Een krachtig keerpunt in het verhaal is de confrontatie tussen Kato en haar collega Mirthe. Wanneer Kato denkt dat Mirthe haar veroordeelt vanwege haar eetgedrag, verliest ze haar kalmte en beschuldigt ze Mirthe ervan niet te begrijpen wat het is om altijd maar honger te hebben. Maar Mirthe blijkt haar eigen worstelingen te hebben, wat Kato confronteert met haar eigen vooroordelen. Dit moment markeert niet alleen een keerpunt in Kato’s persoonlijke groei, maar reflecteert ook de bredere thematiek van de roman: de manier waarop we vaak aannames doen over anderen vanuit onze eigen onzekerheden. Van Wieren legt hier subtiel de complexiteit van zelfbeeld en de invloed ervan op onze relaties met anderen bloot.
De schrijfstijl van de roman is eenvoudig en direct, wat perfect aansluit bij de gedachten en gevoelens van Kato. De korte, heldere zinnen reflecteren haar innerlijke monoloog en maken haar twijfels en frustraties toegankelijk. Deze eenvoud zorgt ervoor dat de complexe emoties van Kato op een genuanceerde manier overkomen, zonder dat de diepgang verloren gaat.

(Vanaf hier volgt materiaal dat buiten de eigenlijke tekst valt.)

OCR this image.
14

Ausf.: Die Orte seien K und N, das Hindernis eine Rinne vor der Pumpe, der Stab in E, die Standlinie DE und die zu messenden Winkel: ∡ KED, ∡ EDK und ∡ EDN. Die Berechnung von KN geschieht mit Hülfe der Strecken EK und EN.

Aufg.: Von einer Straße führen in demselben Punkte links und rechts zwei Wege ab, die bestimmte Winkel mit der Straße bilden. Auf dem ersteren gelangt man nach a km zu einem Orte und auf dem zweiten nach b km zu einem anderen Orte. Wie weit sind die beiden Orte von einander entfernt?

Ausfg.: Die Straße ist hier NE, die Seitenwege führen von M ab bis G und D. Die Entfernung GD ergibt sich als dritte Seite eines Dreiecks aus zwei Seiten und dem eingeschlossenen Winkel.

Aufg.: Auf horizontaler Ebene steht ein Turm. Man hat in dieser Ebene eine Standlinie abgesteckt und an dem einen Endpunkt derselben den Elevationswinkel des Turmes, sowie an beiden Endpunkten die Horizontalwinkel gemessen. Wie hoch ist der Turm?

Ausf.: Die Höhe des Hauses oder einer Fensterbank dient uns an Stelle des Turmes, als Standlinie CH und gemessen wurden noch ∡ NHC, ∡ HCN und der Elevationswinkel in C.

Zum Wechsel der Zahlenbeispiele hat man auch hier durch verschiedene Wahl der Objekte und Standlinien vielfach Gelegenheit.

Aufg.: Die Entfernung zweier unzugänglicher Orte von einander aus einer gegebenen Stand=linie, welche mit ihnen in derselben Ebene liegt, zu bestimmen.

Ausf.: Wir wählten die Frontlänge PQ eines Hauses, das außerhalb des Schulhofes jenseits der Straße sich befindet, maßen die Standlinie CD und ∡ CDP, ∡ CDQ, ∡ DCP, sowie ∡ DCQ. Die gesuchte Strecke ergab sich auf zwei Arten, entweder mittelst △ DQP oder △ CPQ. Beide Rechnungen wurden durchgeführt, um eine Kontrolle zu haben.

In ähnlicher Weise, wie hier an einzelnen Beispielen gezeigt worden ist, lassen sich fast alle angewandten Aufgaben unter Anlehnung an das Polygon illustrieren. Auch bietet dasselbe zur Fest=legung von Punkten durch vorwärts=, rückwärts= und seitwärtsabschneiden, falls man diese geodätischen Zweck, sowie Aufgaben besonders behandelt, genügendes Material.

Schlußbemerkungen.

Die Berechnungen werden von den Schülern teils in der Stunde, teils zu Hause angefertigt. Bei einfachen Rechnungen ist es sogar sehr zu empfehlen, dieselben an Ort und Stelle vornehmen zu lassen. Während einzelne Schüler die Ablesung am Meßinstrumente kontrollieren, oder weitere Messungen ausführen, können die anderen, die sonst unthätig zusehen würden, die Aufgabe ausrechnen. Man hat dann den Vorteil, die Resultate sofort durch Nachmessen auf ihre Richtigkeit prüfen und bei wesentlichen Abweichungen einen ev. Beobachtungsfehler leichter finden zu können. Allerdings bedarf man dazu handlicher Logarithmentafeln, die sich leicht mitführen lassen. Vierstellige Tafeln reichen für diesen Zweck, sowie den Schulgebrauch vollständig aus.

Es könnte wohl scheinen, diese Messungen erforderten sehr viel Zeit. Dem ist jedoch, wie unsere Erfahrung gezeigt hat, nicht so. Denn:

Hoewel de roman over het algemeen sterk is, zijn er momenten van herhaling die de leeservaring vertragen. De groepssessies met therapeuten komen regelmatig terug, waarbij de fouten van de therapeuten telkens worden benadrukt. Ook het geworstel van Kato met haar vriendschappen krijgt soms te veel aandacht, waardoor bepaalde conflicten een beetje te lang uitgesponnen aanvoelen.
Toch biedt Popcorn, donut, kaassoufflé een scherpe, maar ook empathische blik op de worsteling met zelfbeeld en eetgedrag. Kato’s zoektocht naar zelfacceptatie is geen rechtlijnig proces, maar een complex en vaak verwarrend pad vol onverwachte wendingen. Van Wieren slaagt erin de dynamiek tussen lichaam en identiteit op een invoelbare manier te verkennen, zonder te vervallen in simplistische antwoorden. Haar directe en heldere schrijfstijl maakt de emoties van Kato begrijpelijk, en nodigt je uit om na te denken over de maatschappelijke verwachtingen waaraan we onszelf vaak onderwerpen en de kracht die nodig is om echt in jezelf te geloven.